Bursting-process modulation in a turbulent boundary layer via the natural visibility graph method

Abstract

This study proposes a new method for detecting bursting events based on a natural visibility graph and reveals the amplitude modulation of the large-scale to small-scale bursting processes. Through hot-wire measurements of the turbulent boundary layer, velocity signal sequences with different normal heights are obtained. First, a natural visibility graph method is used to map the velocity signal into a visibility network to obtain a time series of the network degree centrality. Next, a statistical analysis of the degree centrality shows that it can reflect hidden structural characteristics. Moreover, the degree centrality signals have a comparable spatial/temporal scale to the Taylor microscale, which indicates that the degree centrality could provide a potential method to characterize the instantaneous wavenumber/frequency information of small-scales. Then, a new method for detecting bursting events is provided based on the degree centrality values. Characterizations of small-scale bursting events are investigated, providing results for the amplitude modulation between large-scale and small-scale bursting processes.
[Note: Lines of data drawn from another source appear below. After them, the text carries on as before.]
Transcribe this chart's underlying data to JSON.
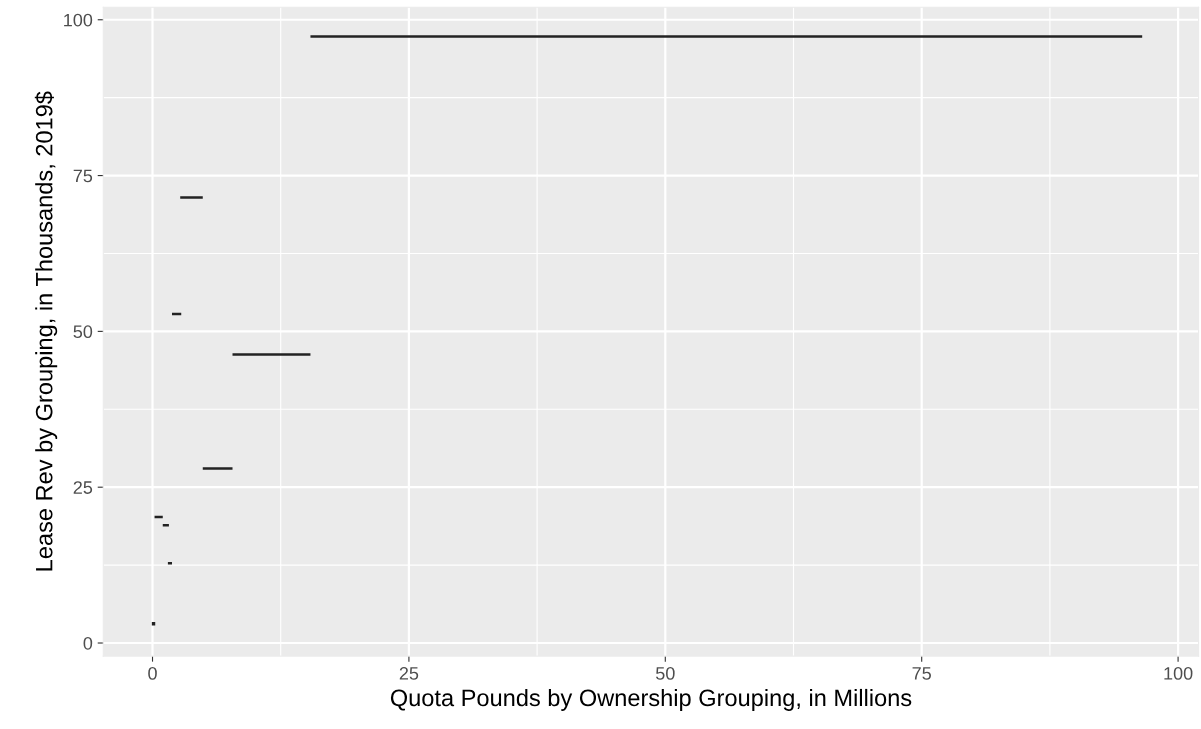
{
  "chart_data": {
    "type": "line",
    "xlabel": "Quota Pounds by Ownership Grouping, in Millions",
    "ylabel": "Lease Rev by Grouping, in Thousands, 2019$",
    "xlim": [
      -4.8,
      102
    ],
    "ylim": [
      -2.1,
      102
    ],
    "xticks": [
      0,
      25,
      50,
      75,
      100
    ],
    "yticks": [
      0,
      25,
      50,
      75,
      100
    ],
    "grid": true,
    "marker": "none",
    "line_style": "solid",
    "series": [
      {
        "color": "#222222",
        "x": [
          15.4,
          96.5
        ],
        "values": [
          97.3,
          97.3
        ]
      },
      {
        "color": "#222222",
        "x": [
          2.7,
          4.9
        ],
        "values": [
          71.5,
          71.5
        ]
      },
      {
        "color": "#222222",
        "x": [
          1.9,
          2.8
        ],
        "values": [
          52.8,
          52.8
        ]
      },
      {
        "color": "#222222",
        "x": [
          7.8,
          15.4
        ],
        "values": [
          46.3,
          46.3
        ]
      },
      {
        "color": "#222222",
        "x": [
          4.9,
          7.8
        ],
        "values": [
          28.0,
          28.0
        ]
      },
      {
        "color": "#222222",
        "x": [
          0.2,
          1.0
        ],
        "values": [
          20.2,
          20.2
        ]
      },
      {
        "color": "#222222",
        "x": [
          1.0,
          1.6
        ],
        "values": [
          18.9,
          18.9
        ]
      },
      {
        "color": "#222222",
        "x": [
          1.5,
          1.9
        ],
        "values": [
          12.8,
          12.8
        ]
      },
      {
        "type": "scatter",
        "marker": "square",
        "color": "#222222",
        "x": [
          0.1
        ],
        "values": [
          3.1
        ]
      }
    ]
  }
}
These results show that, in the near-wall region, an increase in amplitudes of a small-scale bursting process is induced for intervals of positive large-scale fluctuations and vice versa for negative large-scale fluctuations. The outer zone shows opposite. The phenomenon of temporal shifting of the amplitude modulation is then investigated and shows that the high-speed large-scales lag behind the small-scale bursting process in the near-wall region, while the outer region shows the opposite. The distance of the small-scale bursting processes leading to the large-scales in the near-wall space is log-linear with the wall-normal height.